On the surface, contracts are relatively simple. You agree to do something in exchange for something from another party. However, as a business owner you know that contracts can get complicated quickly. Poorly phrased contracts can lead to unwanted disputes.
Here are four steps that you can take to help limit your business’s exposure to disputed contracts and litigation.
1. Define the terms clearly
It might seem like stating the obvious, but ill-defined terms are a major source of contract disputes. You should know what your obligations are. The other party also needs to be aware of its expectations. Contract management and the discussion of terms and definitions before reaching an agreement can help spare everyone from unwanted breach of contract allegations.
2. Consider unexpected events
You know from experience that things do not always go as planned. Recent events have led to a lot of uncertainty.

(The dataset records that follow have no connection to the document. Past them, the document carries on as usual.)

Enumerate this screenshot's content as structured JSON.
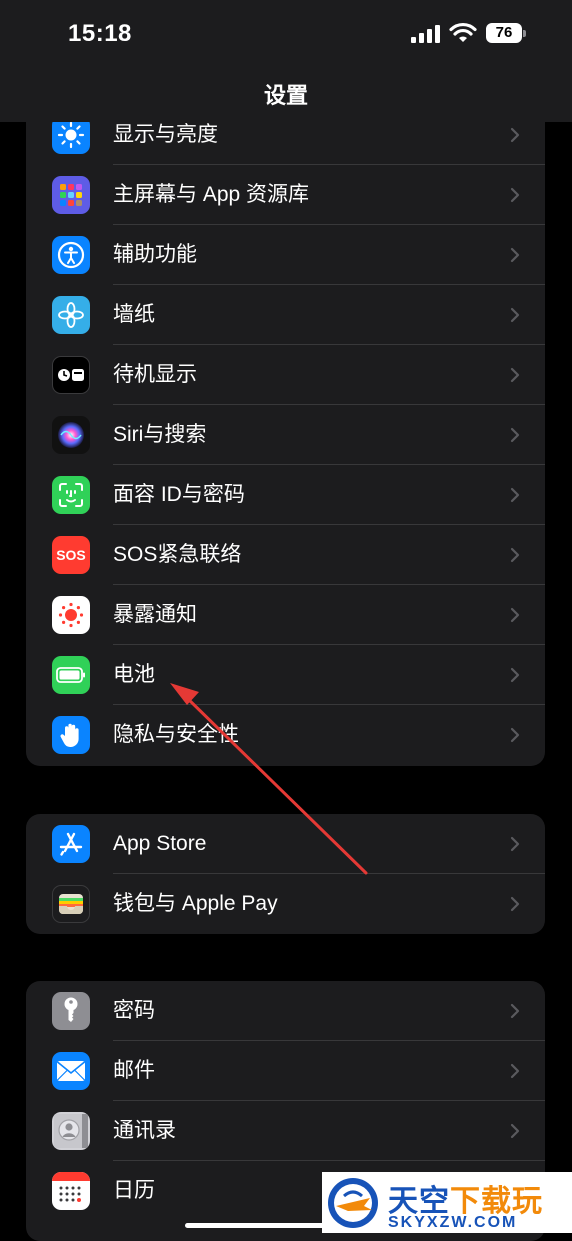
{
  "status_bar": {
    "time": "15:18",
    "battery_level": "76"
  },
  "nav": {
    "title": "设置"
  },
  "group1": [
    {
      "label": "显示与亮度",
      "icon": "display-brightness-icon",
      "color": "#0a84ff"
    },
    {
      "label": "主屏幕与 App 资源库",
      "icon": "home-screen-icon",
      "color": "#5e5ce6"
    },
    {
      "label": "辅助功能",
      "icon": "accessibility-icon",
      "color": "#0a84ff"
    },
    {
      "label": "墙纸",
      "icon": "wallpaper-icon",
      "color": "#35aee8"
    },
    {
      "label": "待机显示",
      "icon": "standby-icon",
      "color": "#000000"
    },
    {
      "label": "Siri与搜索",
      "icon": "siri-icon",
      "color": "#111111"
    },
    {
      "label": "面容 ID与密码",
      "icon": "face-id-icon",
      "color": "#30d158"
    },
    {
      "label": "SOS紧急联络",
      "icon": "sos-icon",
      "color": "#ff3b30"
    },
    {
      "label": "暴露通知",
      "icon": "exposure-notification-icon",
      "color": "#ffffff"
    },
    {
      "label": "电池",
      "icon": "battery-icon",
      "color": "#30d158"
    },
    {
      "label": "隐私与安全性",
      "icon": "privacy-hand-icon",
      "color": "#0a84ff"
    }
  ],
  "group2": [
    {
      "label": "App Store",
      "icon": "app-store-icon",
      "color": "#0a84ff"
    },
    {
      "label": "钱包与 Apple Pay",
      "icon": "wallet-icon",
      "color": "#1c1c1e"
    }
  ],
  "group3": [
    {
      "label": "密码",
      "icon": "key-icon",
      "color": "#8e8e93"
    },
    {
      "label": "邮件",
      "icon": "mail-icon",
      "color": "#0a84ff"
    },
    {
      "label": "通讯录",
      "icon": "contacts-icon",
      "color": "#c7c7cc"
    },
    {
      "label": "日历",
      "icon": "calendar-icon",
      "color": "#ffffff"
    }
  ],
  "watermark": {
    "name_blue": "天空",
    "name_orange": "下载玩",
    "url": "SKYXZW.COM"
  },
  "annotation": {
    "arrow_color": "#e53935"
  }
}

Including a force majeure clause in your contract can help protect your business interests.
You know how important contingency plans are to the smooth operation of your business. Your contracts should have contingency plans as well. However, it’s important to remember that your force majeure clause may have its own limits. You want to make sure that they are as flexible or specific as you intend.
3. Ensure all parties provide input
A one-sided contract is begging to end up in litigation. When all parties who are involved in the agreement provide input, every party receives protection and all parties stand to benefit. A mutually agreed upon set of expectations is much less likely to lead to a dispute.
4. Avoid agreements that raise questions of coercion or fraud
Like the above point, if a contract appears to be one-sided, it is much easier for one party to claim that they were coerced or induced to enter into the agreement through fraud. After all, you would not enter into an agreement that provides you with no benefit or protections.
In addition, a party should refrain from making false claims in a contract. False claims in a contract will almost always lead to a lawsuit for fraud.
Do not be lulled into complacency
The surface simplicity of contracts can be deceiving. Poorly drafted or negotiated contracts can be a legal minefield, especially if your business relies on a lot of form agreements. Your safest bet may be to review and negotiate the terms of your contract every time you enter into a new business agreement.